The Colonel winced. "On my honour, Sir," he returned, "there is not the least necessity to think of sparing us. My men have been rather mauled and upset without a fair return. They only want to go in somewhere where they can see what's before them."
"Can't say I think much of the Fore and Fit," said the Brigadier in confidence to his Brigade-Major. "They've lost all their soldiering, and, by the trim of them, might have marched through the country from the other side. A more fagged-out set of men I never put eyes on."
"Oh, they'll improve as the work goes on. The parade gloss has been rubbed off a little, but they'll put on field polish before long," said the Brigade-Major. "They've been mauled, and they don't quite understand it."
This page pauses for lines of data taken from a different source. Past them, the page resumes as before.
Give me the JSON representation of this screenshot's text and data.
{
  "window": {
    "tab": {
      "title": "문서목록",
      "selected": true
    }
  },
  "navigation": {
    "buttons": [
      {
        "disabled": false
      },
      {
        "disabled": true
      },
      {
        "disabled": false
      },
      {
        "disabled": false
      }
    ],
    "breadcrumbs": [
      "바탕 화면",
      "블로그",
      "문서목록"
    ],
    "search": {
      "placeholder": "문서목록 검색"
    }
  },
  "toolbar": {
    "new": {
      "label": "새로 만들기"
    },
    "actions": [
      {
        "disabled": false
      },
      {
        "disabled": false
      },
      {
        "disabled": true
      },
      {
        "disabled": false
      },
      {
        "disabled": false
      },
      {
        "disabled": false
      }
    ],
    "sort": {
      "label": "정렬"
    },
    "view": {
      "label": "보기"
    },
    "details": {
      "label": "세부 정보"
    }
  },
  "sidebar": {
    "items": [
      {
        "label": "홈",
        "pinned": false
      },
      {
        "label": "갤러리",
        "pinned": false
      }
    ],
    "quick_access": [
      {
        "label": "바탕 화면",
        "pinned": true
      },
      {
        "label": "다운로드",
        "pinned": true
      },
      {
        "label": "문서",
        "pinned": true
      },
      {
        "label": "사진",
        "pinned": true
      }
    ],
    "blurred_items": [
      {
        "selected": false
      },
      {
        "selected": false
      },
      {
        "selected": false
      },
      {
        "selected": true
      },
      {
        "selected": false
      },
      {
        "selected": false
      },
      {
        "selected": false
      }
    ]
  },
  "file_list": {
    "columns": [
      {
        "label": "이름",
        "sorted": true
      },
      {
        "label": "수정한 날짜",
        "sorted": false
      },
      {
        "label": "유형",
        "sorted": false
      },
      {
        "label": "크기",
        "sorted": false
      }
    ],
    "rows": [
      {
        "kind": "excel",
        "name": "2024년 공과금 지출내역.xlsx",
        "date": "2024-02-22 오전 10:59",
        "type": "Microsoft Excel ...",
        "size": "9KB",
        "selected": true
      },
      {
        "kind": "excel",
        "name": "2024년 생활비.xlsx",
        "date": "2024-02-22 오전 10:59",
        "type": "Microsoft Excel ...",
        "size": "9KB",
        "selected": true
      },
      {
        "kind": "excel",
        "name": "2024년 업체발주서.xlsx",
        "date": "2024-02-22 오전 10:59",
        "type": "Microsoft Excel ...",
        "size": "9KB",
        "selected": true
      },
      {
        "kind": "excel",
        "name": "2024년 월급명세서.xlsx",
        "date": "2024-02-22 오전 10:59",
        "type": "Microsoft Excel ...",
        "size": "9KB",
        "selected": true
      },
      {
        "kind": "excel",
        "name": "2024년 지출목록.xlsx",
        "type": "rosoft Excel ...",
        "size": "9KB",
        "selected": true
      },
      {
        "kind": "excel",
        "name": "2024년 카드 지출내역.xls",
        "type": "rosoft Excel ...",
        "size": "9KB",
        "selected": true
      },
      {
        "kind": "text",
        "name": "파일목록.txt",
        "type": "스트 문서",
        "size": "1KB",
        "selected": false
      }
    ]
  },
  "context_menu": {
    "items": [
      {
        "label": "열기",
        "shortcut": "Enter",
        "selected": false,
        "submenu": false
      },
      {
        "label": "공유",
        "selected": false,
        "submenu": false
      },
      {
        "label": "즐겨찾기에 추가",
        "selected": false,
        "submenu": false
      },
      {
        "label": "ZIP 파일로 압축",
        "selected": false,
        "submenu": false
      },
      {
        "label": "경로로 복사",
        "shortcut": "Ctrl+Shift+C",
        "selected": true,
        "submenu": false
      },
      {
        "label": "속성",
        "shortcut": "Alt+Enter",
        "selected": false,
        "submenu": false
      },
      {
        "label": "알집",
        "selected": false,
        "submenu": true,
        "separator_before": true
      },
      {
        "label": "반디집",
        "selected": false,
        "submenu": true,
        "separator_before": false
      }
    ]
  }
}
They did not. All the hitting was on one side, and it was cruelly hard hitting with accessories that made them sick. There was also the real sickness that laid hold of a strong man and dragged him howling to the grave. Worst of all, their officers knew just as little of the country as the men themselves, and looked as if they did. The Fore and Aft were in a thoroughly unsatisfactory condition, but they believed that all would be well if they could once get a fair go-in at the enemy. Pot-shots up and down the valleys were unsatisfactory, and the bayonet never seemed to get a chance. Perhaps it was as well, for a long-limbed Afghan with a knife had a reach of eight feet, and could carry away lead that would disable three Englishmen.
The Fore and Aft would like some rifle-practice at the enemy—all seven hundred rifles blazing together. That wish showed the mood of the men.